Como não bastasse, uma enfermidade que vem aumentando muito também, e com razão, é a Síndrome de Burnout. Popularmente conhecida como a doença do trabalhador. Mas, detalhe: esse mal está sendo acometido a uma classe específica - aos profissionais da saúde. Principalmente aos que trabalham na linha de frente (enfermarias, UTIs,...) com os pacientes da Covid-19.

No entanto, diante da dimensão do problema que a humanidade está passando, o normal é ficarmos com medo, ansiosos, temerosos,... Neste sentido, Charles Melman, psicanalista francês, explana no seu livro - O homem sem gravidade - a ansiedade normal e a patológica. Muitas pessoas poderão desenvolver no período pós-pandemia, fora vários problemas mentais, a ansiedade patológica.

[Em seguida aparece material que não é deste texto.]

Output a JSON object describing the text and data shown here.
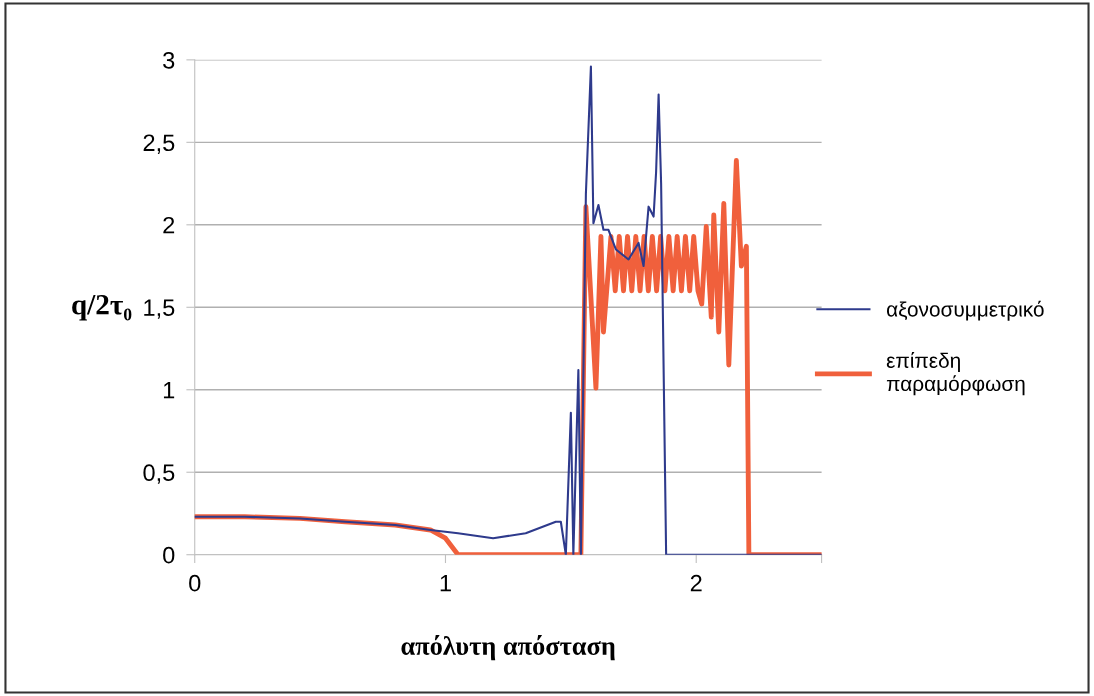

A ansiedade patológica traz como características sintomáticas: insônia, irritabilidade consigo e com quem estiver ao lado, falta de apetite ou o inverso, dentre outros. Haja vista, o que fazer para não deixarmos esse bem tão precioso não ser afetado: a nossa mente? Neste período parece impossível, não é? Pois bem! O que tenho a lhes dizer é que não existem fórmulas. Porque a cada camarim existe a sua estrutura de realidade. E para cada realidade optamos nos enquadrar no que temos enquanto possível. O segredo é: se não consegues buscar o bem-estar por conta própria, por que não pedir ajuda?

Por fim, caro leitor, eis a questão! Diante das circunstâncias, você se vê uma pessoa sem gravidade ou com gravidade?